Sale in context

How Trafford is investing across the borough — and what Sale is receiving

Trafford Council is not a passive body that simply delivers whatever funding arrives. It makes active strategic choices about where to invest, where to seek partners, and where to commit its own resources. The pattern of those choices across the borough tells a story.


Stretford — £28 million and counting

In 2019, Trafford Council entered a £100 million joint venture with developer Bruntwood, acquiring Stretford Mall and co-investing as a landowner. That ownership gave it both financial interest and planning leverage. The results are visible:

Stretford Mall closed permanently in February 2026 and is being demolished. In its place: a major new public park and 248 new homes in phase one, with construction beginning July 2027. King Street has already been transformed — new retail units, pedestrian-friendly paving, outdoor seating, new community spaces. A landscaped link from Chester Road to the Bridgewater Canal has been created via Bannister Street. Junction improvements and active travel upgrades have been delivered at Kingsway and Barton Road. Total investment: approximately £28 million.

Stretford also secured £17.6 million from the government's Future High Streets Fund — a competitive bid that Trafford won because it had a credible, funded, partner-backed delivery plan.


Altrincham — the national exemplar

As part of the same 2019 Bruntwood deal, Trafford also acquired the Stamford Quarter shopping centre in Altrincham, and separately purchased Sainsbury's Altrincham for £25 million. Altrincham's earlier market-led regeneration is now cited nationally as a model for town centre revival.
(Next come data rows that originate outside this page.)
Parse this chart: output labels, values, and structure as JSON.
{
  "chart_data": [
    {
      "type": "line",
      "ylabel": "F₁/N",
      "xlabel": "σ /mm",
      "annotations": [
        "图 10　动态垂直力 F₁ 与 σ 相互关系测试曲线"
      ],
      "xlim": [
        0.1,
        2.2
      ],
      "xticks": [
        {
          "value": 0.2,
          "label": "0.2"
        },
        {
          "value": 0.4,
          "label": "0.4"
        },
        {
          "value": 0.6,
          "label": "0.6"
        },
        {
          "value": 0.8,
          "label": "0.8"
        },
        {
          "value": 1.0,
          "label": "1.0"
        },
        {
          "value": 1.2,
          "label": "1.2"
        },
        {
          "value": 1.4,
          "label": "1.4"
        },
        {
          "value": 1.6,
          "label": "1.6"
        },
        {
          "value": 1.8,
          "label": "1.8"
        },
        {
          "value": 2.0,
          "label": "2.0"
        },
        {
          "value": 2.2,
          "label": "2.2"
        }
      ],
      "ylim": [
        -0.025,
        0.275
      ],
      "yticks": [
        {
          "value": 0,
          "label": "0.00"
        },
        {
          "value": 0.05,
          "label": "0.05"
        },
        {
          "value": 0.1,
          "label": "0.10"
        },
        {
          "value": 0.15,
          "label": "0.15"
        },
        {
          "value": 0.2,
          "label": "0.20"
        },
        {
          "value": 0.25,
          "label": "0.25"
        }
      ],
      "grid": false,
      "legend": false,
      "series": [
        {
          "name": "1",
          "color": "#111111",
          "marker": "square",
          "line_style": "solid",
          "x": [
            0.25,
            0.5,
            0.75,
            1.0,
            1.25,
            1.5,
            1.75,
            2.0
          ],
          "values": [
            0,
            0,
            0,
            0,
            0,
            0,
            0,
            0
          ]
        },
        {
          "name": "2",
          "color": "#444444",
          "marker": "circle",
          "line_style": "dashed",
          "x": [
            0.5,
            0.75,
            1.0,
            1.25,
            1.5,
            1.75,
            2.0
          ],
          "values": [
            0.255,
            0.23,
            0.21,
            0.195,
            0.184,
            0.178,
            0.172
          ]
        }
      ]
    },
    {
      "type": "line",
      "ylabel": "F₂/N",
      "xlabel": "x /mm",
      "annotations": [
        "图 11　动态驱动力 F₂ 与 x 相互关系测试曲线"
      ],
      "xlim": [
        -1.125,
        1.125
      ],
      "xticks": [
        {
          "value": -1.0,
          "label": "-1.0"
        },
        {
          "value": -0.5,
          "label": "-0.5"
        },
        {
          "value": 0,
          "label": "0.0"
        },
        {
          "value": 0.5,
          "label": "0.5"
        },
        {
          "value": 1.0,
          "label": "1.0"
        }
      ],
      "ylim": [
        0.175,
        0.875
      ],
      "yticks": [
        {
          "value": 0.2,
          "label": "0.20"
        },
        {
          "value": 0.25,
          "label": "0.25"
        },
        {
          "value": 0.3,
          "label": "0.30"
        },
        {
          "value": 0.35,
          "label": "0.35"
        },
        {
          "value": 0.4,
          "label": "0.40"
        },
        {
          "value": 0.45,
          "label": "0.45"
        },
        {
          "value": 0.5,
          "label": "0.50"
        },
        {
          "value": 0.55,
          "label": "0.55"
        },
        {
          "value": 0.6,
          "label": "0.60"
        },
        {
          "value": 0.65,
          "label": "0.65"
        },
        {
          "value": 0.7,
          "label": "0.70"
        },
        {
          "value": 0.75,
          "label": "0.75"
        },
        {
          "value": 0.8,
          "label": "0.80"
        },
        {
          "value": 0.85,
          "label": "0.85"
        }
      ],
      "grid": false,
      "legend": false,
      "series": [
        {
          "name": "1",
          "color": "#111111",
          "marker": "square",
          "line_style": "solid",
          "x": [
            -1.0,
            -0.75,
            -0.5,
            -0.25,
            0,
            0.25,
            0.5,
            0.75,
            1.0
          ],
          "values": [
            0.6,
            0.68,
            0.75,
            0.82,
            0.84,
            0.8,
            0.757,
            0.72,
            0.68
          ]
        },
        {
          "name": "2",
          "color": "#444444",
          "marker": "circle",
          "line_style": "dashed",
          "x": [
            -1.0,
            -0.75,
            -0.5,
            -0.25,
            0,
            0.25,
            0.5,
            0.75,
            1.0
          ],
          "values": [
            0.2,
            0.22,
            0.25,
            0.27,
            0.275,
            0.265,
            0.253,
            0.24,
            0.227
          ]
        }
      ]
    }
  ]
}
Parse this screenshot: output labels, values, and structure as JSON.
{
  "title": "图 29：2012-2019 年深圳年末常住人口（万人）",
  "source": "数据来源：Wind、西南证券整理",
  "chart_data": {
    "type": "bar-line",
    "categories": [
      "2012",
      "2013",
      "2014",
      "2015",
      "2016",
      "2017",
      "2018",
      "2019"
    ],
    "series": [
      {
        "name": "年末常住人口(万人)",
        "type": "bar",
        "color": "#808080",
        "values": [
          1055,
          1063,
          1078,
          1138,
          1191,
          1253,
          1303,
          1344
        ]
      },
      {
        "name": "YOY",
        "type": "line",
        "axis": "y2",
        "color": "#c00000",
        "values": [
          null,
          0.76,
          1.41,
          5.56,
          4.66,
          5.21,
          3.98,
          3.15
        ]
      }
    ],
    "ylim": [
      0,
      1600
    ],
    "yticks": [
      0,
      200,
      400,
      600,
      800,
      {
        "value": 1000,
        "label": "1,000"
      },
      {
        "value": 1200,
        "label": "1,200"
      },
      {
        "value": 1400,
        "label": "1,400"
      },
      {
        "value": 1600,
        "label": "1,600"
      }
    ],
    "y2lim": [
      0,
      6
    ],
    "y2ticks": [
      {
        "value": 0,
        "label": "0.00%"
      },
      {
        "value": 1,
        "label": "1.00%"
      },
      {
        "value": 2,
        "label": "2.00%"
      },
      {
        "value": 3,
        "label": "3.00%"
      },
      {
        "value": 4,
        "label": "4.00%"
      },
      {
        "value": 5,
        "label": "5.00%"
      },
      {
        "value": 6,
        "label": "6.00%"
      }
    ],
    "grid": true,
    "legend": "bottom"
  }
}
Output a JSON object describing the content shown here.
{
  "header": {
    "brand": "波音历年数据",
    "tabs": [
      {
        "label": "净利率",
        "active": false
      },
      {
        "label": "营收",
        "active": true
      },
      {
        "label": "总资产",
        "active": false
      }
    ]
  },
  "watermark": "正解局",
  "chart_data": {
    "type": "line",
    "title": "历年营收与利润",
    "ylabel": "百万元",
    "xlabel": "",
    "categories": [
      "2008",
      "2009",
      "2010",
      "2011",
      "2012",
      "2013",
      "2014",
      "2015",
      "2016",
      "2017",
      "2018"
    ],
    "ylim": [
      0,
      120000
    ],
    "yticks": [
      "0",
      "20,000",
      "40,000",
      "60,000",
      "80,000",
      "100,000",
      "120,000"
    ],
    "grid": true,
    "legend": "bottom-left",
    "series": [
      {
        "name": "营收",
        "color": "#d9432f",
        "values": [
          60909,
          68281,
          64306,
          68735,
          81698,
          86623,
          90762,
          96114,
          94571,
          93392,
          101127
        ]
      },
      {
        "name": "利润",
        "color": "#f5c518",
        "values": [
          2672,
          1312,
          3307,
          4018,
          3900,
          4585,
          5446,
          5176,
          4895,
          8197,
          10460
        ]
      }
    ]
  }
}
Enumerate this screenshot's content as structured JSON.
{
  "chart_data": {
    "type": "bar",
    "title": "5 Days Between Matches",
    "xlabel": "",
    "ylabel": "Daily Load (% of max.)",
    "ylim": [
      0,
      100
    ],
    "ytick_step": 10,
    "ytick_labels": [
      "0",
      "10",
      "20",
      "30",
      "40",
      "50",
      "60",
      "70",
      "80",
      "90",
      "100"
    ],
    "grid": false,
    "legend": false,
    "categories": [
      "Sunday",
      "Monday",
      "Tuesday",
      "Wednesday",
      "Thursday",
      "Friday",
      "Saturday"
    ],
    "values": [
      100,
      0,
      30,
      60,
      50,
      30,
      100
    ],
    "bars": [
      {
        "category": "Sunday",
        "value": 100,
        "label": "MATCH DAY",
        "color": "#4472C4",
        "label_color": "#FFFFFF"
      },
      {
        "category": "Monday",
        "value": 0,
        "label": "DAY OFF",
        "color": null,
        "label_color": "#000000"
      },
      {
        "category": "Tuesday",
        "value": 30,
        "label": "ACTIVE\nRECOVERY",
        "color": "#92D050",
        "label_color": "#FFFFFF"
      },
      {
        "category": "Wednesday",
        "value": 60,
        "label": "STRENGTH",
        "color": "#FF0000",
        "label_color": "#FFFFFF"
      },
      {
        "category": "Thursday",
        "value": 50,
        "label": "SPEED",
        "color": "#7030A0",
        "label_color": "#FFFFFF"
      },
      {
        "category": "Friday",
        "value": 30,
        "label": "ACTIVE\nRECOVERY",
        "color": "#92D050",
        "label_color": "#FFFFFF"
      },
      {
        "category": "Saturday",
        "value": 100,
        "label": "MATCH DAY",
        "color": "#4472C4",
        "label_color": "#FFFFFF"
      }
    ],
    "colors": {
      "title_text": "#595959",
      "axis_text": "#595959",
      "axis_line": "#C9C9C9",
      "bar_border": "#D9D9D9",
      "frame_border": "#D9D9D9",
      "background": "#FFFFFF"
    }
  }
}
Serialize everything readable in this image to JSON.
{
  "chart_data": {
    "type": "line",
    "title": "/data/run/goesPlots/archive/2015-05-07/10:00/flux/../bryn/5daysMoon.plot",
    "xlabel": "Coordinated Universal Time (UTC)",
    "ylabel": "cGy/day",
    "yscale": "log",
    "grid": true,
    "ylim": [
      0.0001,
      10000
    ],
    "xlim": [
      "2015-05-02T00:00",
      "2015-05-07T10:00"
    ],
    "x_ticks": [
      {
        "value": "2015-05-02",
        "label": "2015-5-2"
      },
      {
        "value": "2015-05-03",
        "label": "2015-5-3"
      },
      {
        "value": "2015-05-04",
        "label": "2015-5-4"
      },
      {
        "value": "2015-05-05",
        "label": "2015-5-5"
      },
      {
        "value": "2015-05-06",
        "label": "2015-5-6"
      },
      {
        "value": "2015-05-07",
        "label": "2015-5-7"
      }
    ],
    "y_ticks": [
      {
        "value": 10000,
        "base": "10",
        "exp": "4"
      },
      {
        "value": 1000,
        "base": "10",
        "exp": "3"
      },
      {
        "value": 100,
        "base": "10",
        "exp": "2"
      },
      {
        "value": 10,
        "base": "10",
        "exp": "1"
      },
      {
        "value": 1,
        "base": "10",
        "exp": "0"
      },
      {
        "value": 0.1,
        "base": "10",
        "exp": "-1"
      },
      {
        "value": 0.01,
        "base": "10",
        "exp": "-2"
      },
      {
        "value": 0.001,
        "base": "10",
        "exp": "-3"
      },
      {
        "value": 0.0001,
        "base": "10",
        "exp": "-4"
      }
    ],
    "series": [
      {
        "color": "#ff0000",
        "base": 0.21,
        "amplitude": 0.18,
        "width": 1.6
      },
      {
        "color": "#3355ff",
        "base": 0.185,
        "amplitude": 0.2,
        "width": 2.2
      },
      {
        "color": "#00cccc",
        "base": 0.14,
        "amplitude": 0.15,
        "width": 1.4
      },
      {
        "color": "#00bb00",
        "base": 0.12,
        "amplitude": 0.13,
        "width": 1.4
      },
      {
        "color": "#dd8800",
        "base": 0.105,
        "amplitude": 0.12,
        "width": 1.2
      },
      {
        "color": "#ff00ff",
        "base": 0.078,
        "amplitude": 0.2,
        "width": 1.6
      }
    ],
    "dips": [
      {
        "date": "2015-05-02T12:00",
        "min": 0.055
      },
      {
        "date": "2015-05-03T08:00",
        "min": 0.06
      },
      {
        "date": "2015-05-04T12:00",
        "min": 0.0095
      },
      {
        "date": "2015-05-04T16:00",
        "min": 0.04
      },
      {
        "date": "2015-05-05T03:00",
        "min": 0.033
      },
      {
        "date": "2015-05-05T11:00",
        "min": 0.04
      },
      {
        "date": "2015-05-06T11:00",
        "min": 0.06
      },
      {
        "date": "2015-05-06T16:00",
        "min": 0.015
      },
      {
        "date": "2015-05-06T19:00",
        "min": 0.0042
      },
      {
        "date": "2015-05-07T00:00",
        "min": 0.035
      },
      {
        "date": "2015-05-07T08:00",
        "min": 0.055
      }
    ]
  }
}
The Council has a direct financial stake in its continued success.


Trafford Wharfside — the emerging framework

Trafford is also developing a comprehensive spatial planning framework for the Wharfside area — adjacent to Salford Quays and MediaCityUK. The framework includes new public squares, riverfront improvements, green infrastructure, sustainable drainage and movement strategy. A place-making document for an area that has attracted private investment.


Sale — junction tweaks

Sale town centre has no development partner. The Council has no asset interest in Sale town centre. There is no co-investment vehicle, no Future High Streets Fund bid, no equivalent of the Bruntwood deal. The only investment is SWANI — a transport fund that by its nature can only deliver transport infrastructure.

Trafford's own Local Plan evidence base, published April 2025, records 643 new dwellings proposed for the entire Central locality — which covers Sale, Sale Moor, Ashton upon Mersey, Brooklands and Manor — over the period to 2042. That is 3% of Trafford's total new housing allocation. The North locality, centred on Stretford, receives 69%.

Low housing growth means limited developer contributions. Limited developer contributions mean the public realm improvements that require capital investment — the kind that transformed Stretford — have no funding mechanism in Sale.


The question SALE is asking

SALE is not arguing that Stretford does not deserve its regeneration. It does. We are making a different and more specific point: Trafford has demonstrated, in Stretford and Altrincham, that comprehensive place-making investment is entirely within its capability when it chooses to commit to it. Sale has the same canal. Sale has the same Metrolink connection. Sale has Waterside Arts and Sale Town Hall. It has the raw material for exactly the kind of destination that Trafford has created elsewhere.

What it has not had is a Council prepared to make the same commitment.